Cash problems aside, the United Nations has also been hit by a rash of new complaints about sexual abuse of women and children by peacekeepers, civilian staff and humanitarian organizations operating either with the blessings of the world body or under the U.N. flag.
A system-wide investigation was triggered by a report from Annan, who says that six out of 48 U.N. agencies operating in the field have received reports of new cases of sexual exploitation or abuse, mostly by blue-helmeted U.N. peacekeepers, during 2003.
The agencies that received the complaints include the Department of Peacekeeping Operations, the Office for the Coordination of Humanitarian Affairs, the Office of the U.N. High Commissioner for Refugees, the U.N. Children’s Fund, the World Food Program and the U.N. Relief and Works Agency for Palestine Refugees.
“Sexual exploitation, including all forms of trafficking and related offences, particularly in the case of vulnerable persons dependent on international aid, is completely unacceptable,” said Margaret Stanley of Ireland, expressing the views of the 25-member European Union.
“It is just intolerable,” says Norma Goicochea of Cuba, “because sexual exploitation and abuse is a serious matter threatening the credibility of the U.N.’s humanitarian and peacekeeping operations.”
In presenting Annan’s report before the committee, Assistant Secretary-General for Human Resources Management Rosemary McCreery said the study represents only a first step in the process of ensuring compliance of U.N. principles and standards.
She specifically singled out the sexual abuse perpetrated by civilian, police and military contingents in Kosovo and in the Bunia region in the Democratic Republic of the Congo (DRC). McCreery said preliminary internal investigations this year had revealed “widespread abuses” in DRC.
She told delegates Annan is seeking the support of member states to ensure that their military personnel serving with the United Nations are held accountable for any acts of sexual exploitation and abuse.
The Washington Times reported Thursday that a soon-to-be-released book by current and former U.N. employees contends that Bulgarian peacekeepers in Cambodia in the mid-1990s were actually former convicts who agreed to serve six months in the Southeast country in exchange for their freedom at the end of their term.
The Bulgarians were “drunk as sailors” and “rape vulnerable Cambodian women,” says the book, Emergency Sex and Other Desperate Measures: A True Story From Hell on Earth.
Bulgaria’s ambassador to the United States has denied the allegations.
The U.N.’s Office of Internal Oversight Services (OIOS) has also continued to probe individual cases of sexual abuse in peacekeeping operations. But several delegates told the administrative and budgetary committee the world body is not doing enough.
The secretary-general’s report “had not elaborated extensively on measures taken to improve the conditions of refugees and vulnerable communities,” said Karen Lock of South Africa.
She said that last year the OIOS had found “that conditions in the camps made refugees vulnerable to sexual and other forms of exploitation.”

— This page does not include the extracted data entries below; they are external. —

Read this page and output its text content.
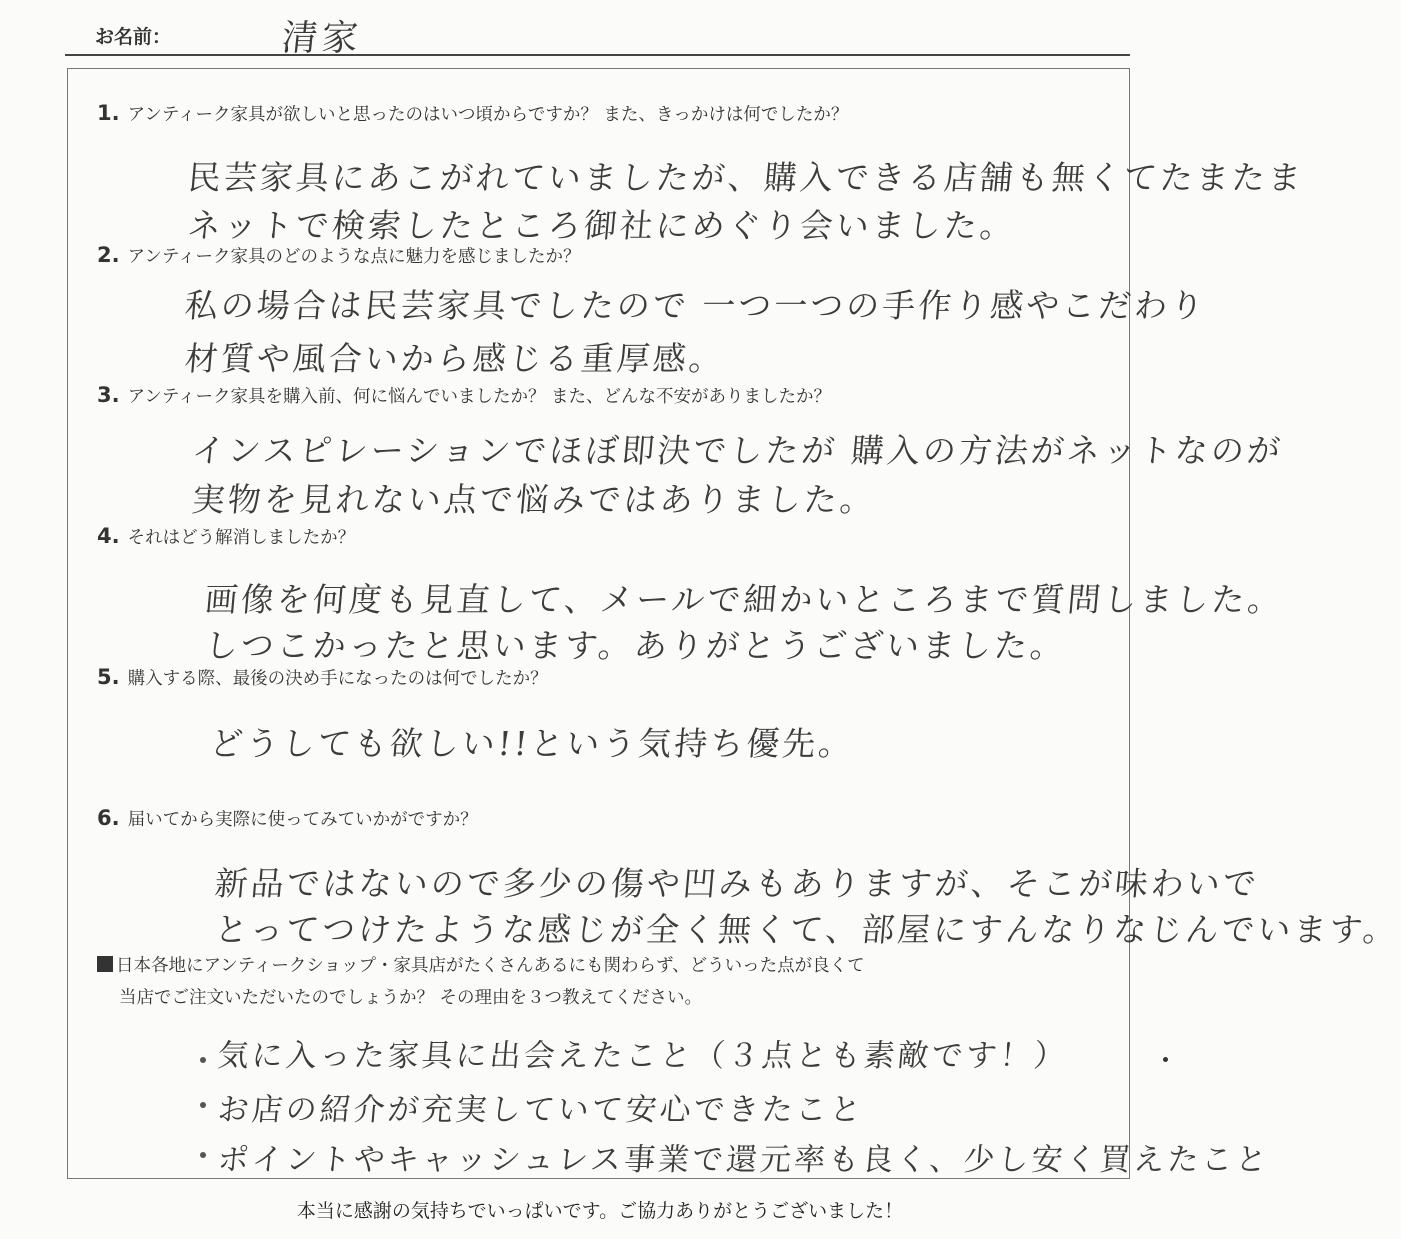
お名前：	清家
1. アンティーク家具が欲しいと思ったのはいつ頃からですか？ また、きっかけは何でしたか？
民芸家具にあこがれていましたが、購入できる店舗も無くてたまたま
ネットで検索したところ御社にめぐり会いました。
2. アンティーク家具のどのような点に魅力を感じましたか？
私の場合は民芸家具でしたので 一つ一つの手作り感やこだわり
材質や風合いから感じる重厚感。
3. アンティーク家具を購入前、何に悩んでいましたか？ また、どんな不安がありましたか？
インスピレーションでほぼ即決でしたが 購入の方法がネットなのが
実物を見れない点で悩みではありました。
4. それはどう解消しましたか？
画像を何度も見直して、メールで細かいところまで質問しました。
しつこかったと思います。ありがとうございました。
5. 購入する際、最後の決め手になったのは何でしたか？
どうしても欲しい!!という気持ち優先。
6. 届いてから実際に使ってみていかがですか？
新品ではないので多少の傷や凹みもありますが、そこが味わいで
とってつけたような感じが全く無くて、部屋にすんなりなじんでいます。
日本各地にアンティークショップ・家具店がたくさんあるにも関わらず、どういった点が良くて
当店でご注文いただいたのでしょうか？ その理由を３つ教えてください。
気に入った家具に出会えたこと（３点とも素敵です！）
お店の紹介が充実していて安心できたこと
ポイントやキャッシュレス事業で還元率も良く、少し安く買えたこと
本当に感謝の気持ちでいっぱいです。ご協力ありがとうございました！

“It was hoped that those measures would be reported in greater detail to the appropriate inter-governmental bodies,” Lock added.
Jerry Kramer of Canada complained about the lack of transparency in Annan’s report. When the report noted that “appropriate action” had been taken, it was not unreasonable for the U.N. Secretariat to be able to answer the question of what that action was, he argued.